The downside of C++ exceptions is you can’t tell (without the source and the impetus to check) if any function you call may throw an exception. In addition to worrying about resource leaks and destructors, you have to worry about RAII and transactional semantics to ensure your methods are exception safe in case they are somewhere on the call stack when an exception is thrown. In solving one problem, C++ created another.

So the designers of Java sat down, stroked their beards and decided that the problem was not exceptions themselves, but the fact that they could be thrown without notice; hence Java has checked exceptions. You can’t throw an exception inside a method without annotating that method’s signature to indicate you may do so, and you can’t call a method that may throw an exception without wrapping it in code to handle the potential exception. Via the magic of compile time bondage and discipline the error problem is solved, right?

This is about the time I enter the story, the early millennium, circa Java 1.4. I agreed then, as I do now, that the Java way of checked exceptions was more civilised, safer, than the C++ way. I don’t think I was the only one. Because exceptions were now safe, developers started to explore their limits. There were coroutine systems built using exceptions, and at least one XML parsing library I know of used exceptions as a control flow technique. It’s commonplace for established Java webapps to disgorge screenfuls of exceptions, dutifully logged with their call stack, on startup. Java exceptions ceased to be exceptional at all, they became commonplace. They are used from everything from the benign to the catastrophic, differentiating between the severity of exceptions falls to the caller of the function.

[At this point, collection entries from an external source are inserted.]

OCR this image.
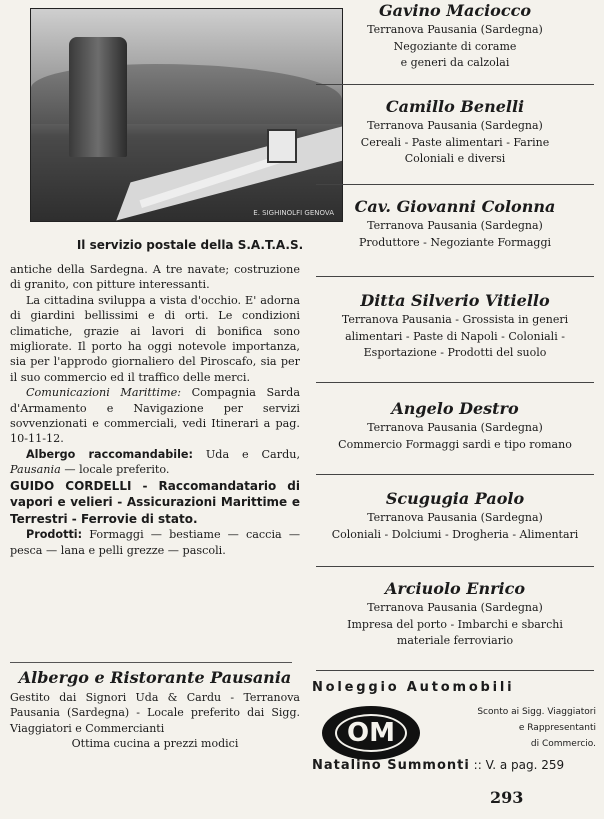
E. SIGHINOLFI GENOVA
Il servizio postale della S.A.T.A.S.

antiche della Sardegna. A tre navate; costruzione di granito, con pitture interessanti.

La cittadina sviluppa a vista d'occhio. E' adorna di giardini bellissimi e di orti. Le condizioni climatiche, grazie ai lavori di bonifica sono migliorate. Il porto ha oggi notevole importanza, sia per l'approdo giornaliero del Piroscafo, sia per il suo commercio ed il traffico delle merci.

Comunicazioni Marittime: Compagnia Sarda d'Armamento e Navigazione per servizi sovvenzionati e commerciali, vedi Itinerari a pag. 10-11-12.

Albergo raccomandabile: Uda e Cardu, Pausania — locale preferito.

GUIDO CORDELLI - Raccomandatario di vapori e velieri - Assicurazioni Marittime e Terrestri - Ferrovie di stato.

Prodotti: Formaggi — bestiame — caccia — pesca — lana e pelli grezze — pascoli.

Albergo e Ristorante Pausania
Gestito dai Signori Uda & Cardu - Terranova Pausania (Sardegna) - Locale preferito dai Sigg. Viaggiatori e Commercianti
Ottima cucina a prezzi modici
Gavino Maciocco
Terranova Pausania (Sardegna)
Negoziante di corame
e generi da calzolai
Camillo Benelli
Terranova Pausania (Sardegna)
Cereali - Paste alimentari - Farine
Coloniali e diversi
Cav. Giovanni Colonna
Terranova Pausania (Sardegna)
Produttore - Negoziante Formaggi
Ditta Silverio Vitiello
Terranova Pausania - Grossista in generi
alimentari - Paste di Napoli - Coloniali -
Esportazione - Prodotti del suolo
Angelo Destro
Terranova Pausania (Sardegna)
Commercio Formaggi sardi e tipo romano
Scugugia Paolo
Terranova Pausania (Sardegna)
Coloniali - Dolciumi - Drogheria - Alimentari
Arciuolo Enrico
Terranova Pausania (Sardegna)
Impresa del porto - Imbarchi e sbarchi
materiale ferroviario
Noleggio Automobili
OM
Sconto ai Sigg. Viaggiatori
e Rappresentanti
di Commercio.
Natalino Summonti :: V. a pag. 259
293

If that wasn’t bad enough, not all Java exceptions are checked, subclasses of java.Error and java.RuntimeException are unchecked. You don’t need to declare them, just throw them. This probably started out as a good idea, null references and array subscript errors are now simple to implement in the runtime, but at the same time because every exception Java extends java.Exception any piece of code can catch it, even if it makes little sense to do so, leading to patterns like

catch (e Exception) { // ignore }

So, Java mostly solved the C++ unchecked exception problem, and introduced a whole slew of its own. However I argue Java didn’t solve the actual problem, the problem that C++ didn’t solve either. The problem of how to signal to caller of your function that something went wrong.

Enter Go

Go solves the exception problem by not having exceptions. Instead Go allows functions to return an error type in addition to a result via its support for multiple return values. By declaring a return value of the interface type error you indicate to the caller that this method could go wrong. If a function returns a value and an error, then you can’t assume anything about the value until you’ve inspected the error. The only place that may be acceptable to ignore the value of error is when you don’t care about the other values returned.

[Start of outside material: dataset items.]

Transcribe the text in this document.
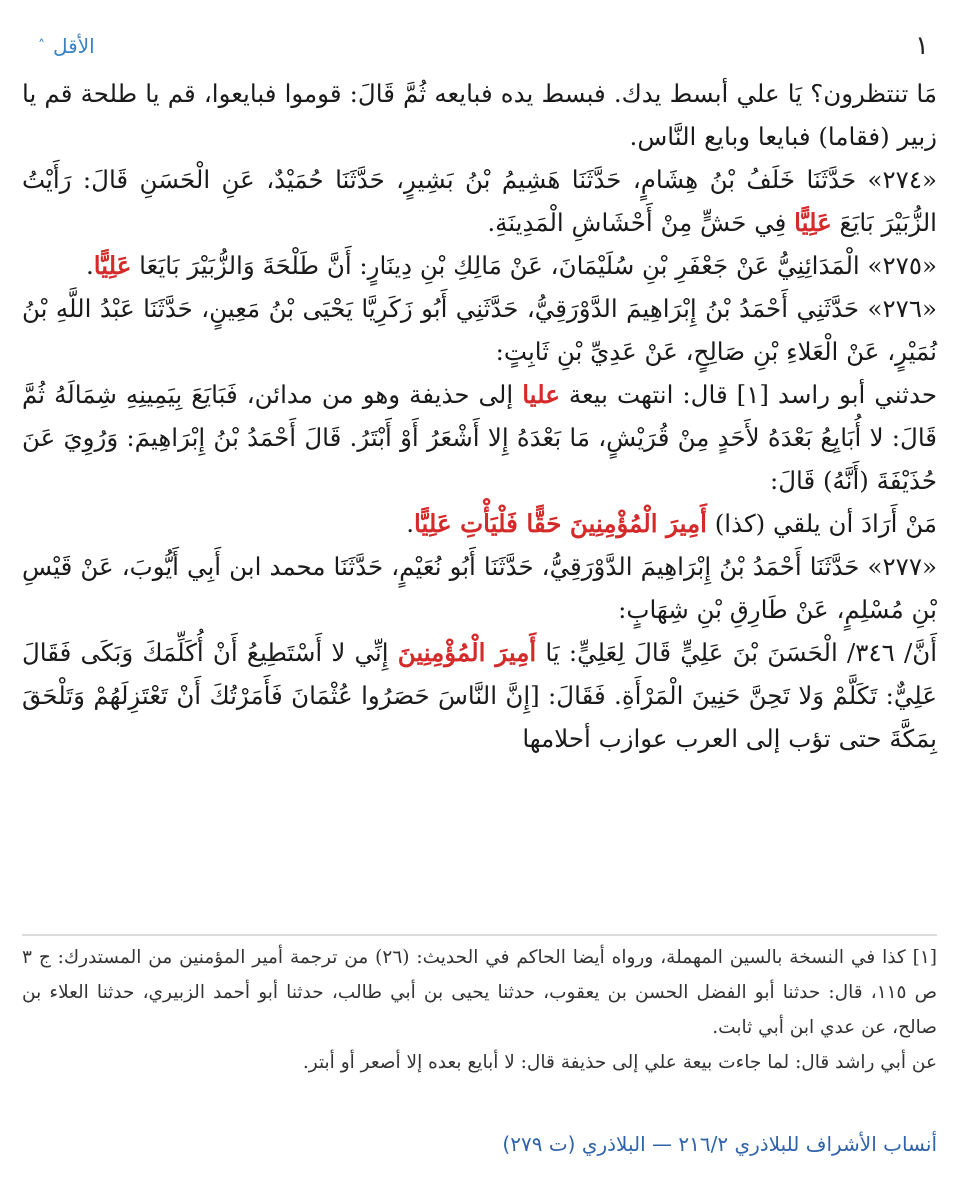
١
الأقل
˄

مَا تنتظرون؟ يَا علي أبسط يدك. فبسط يده فبايعه ثُمَّ قَالَ: قوموا فبايعوا، قم يا طلحة قم يا زبير (فقاما) فبايعا وبايع النَّاس.

«٢٧٤» حَدَّثَنَا خَلَفُ بْنُ هِشَامٍ، حَدَّثَنَا هَشِيمُ بْنُ بَشِيرٍ، حَدَّثَنَا حُمَيْدٌ، عَنِ الْحَسَنِ قَالَ: رَأَيْتُ الزُّبَيْرَ بَايَعَ عَلِيًّا فِي حَشٍّ مِنْ أَحْشَاشِ الْمَدِينَةِ.

«٢٧٥» الْمَدَائِنِيُّ عَنْ جَعْفَرِ بْنِ سُلَيْمَانَ، عَنْ مَالِكِ بْنِ دِينَارٍ: أَنَّ طَلْحَةَ وَالزُّبَيْرَ بَايَعَا عَلِيًّا.

«٢٧٦» حَدَّثَنِي أَحْمَدُ بْنُ إِبْرَاهِيمَ الدَّوْرَقِيُّ، حَدَّثَنِي أَبُو زَكَرِيَّا يَحْيَى بْنُ مَعِينٍ، حَدَّثَنَا عَبْدُ اللَّهِ بْنُ نُمَيْرٍ، عَنْ الْعَلاءِ بْنِ صَالِحٍ، عَنْ عَدِيِّ بْنِ ثَابِتٍ:

حدثني أبو راسد [١] قال: انتهت بيعة عليا إلى حذيفة وهو من مدائن، فَبَايَعَ بِيَمِينِهِ شِمَالَهُ ثُمَّ قَالَ: لا أُبَايِعُ بَعْدَهُ لأَحَدٍ مِنْ قُرَيْشٍ، مَا بَعْدَهُ إِلا أَشْعَرُ أَوْ أَبْتَرُ. قَالَ أَحْمَدُ بْنُ إِبْرَاهِيمَ: وَرُوِيَ عَنَ حُذَيْفَةَ (أَنَّهُ) قَالَ:

مَنْ أَرَادَ أن يلقي (كذا) أَمِيرَ الْمُؤْمِنِينَ حَقًّا فَلْيَأْتِ عَلِيًّا.

«٢٧٧» حَدَّثَنَا أَحْمَدُ بْنُ إِبْرَاهِيمَ الدَّوْرَقِيُّ، حَدَّثَنَا أَبُو نُعَيْمٍ، حَدَّثَنَا محمد ابن أَبِي أَيُّوبَ، عَنْ قَيْسِ بْنِ مُسْلِمٍ، عَنْ طَارِقِ بْنِ شِهَابٍ:

أَنَّ/ ٣٤٦/ الْحَسَنَ بْنَ عَلِيٍّ قَالَ لِعَلِيٍّ: يَا أَمِيرَ الْمُؤْمِنِينَ إِنِّي لا أَسْتَطِيعُ أَنْ أُكَلِّمَكَ وَبَكَى فَقَالَ عَلِيٌّ: تَكَلَّمْ وَلا تَحِنَّ حَنِينَ الْمَرْأَةِ. فَقَالَ: [إِنَّ النَّاسَ حَصَرُوا عُثْمَانَ فَأَمَرْتُكَ أَنْ تَعْتَزِلَهُمْ وَتَلْحَقَ بِمَكَّةَ حتى تؤب إلى العرب عوازب أحلامها

[١] كذا في النسخة بالسين المهملة، ورواه أيضا الحاكم في الحديث: (٢٦) من ترجمة أمير المؤمنين من المستدرك: ج ٣ ص ١١٥، قال: حدثنا أبو الفضل الحسن بن يعقوب، حدثنا يحيى بن أبي طالب، حدثنا أبو أحمد الزبيري، حدثنا العلاء بن صالح، عن عدي ابن أبي ثابت.

عن أبي راشد قال: لما جاءت بيعة علي إلى حذيفة قال: لا أبايع بعده إلا أصعر أو أبتر.

أنساب الأشراف للبلاذري ٢١٦/٢ — البلاذري (ت ٢٧٩)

Go does have a facility called panic, and if you squint hard enough, you might imagine that panic is the same as throw, but you’d be wrong. When you throw and exception you’re making it the caller’s problem

throw new SomeoneElsesProblem();

For example in C++ you might throw an exception when you can’t convert from an enum to its string equivalent, or in Java when parsing a date from a string. In an internet connected world, where every input from a network must be considered hostile, is the failure to parse a string into a date really exceptional? Of course not.

When you panic in Go, you’re freaking out, it’s not someone elses problem, it’s game over man.

panic("inconceivable")

panics are always fatal to your program. In panicing you never assume that your caller can solve the problem. Hence panic is only used in exceptional circumstances, ones where it is not possible for your code, or anyone integrating your code to continue.

The decision to not include exceptions in Go is an example of its simplicity and orthogonality. Using multiple return values and a simple convention, Go solves the problem of letting programmers know when things have gone wrong and reserves panic for the truly exceptional.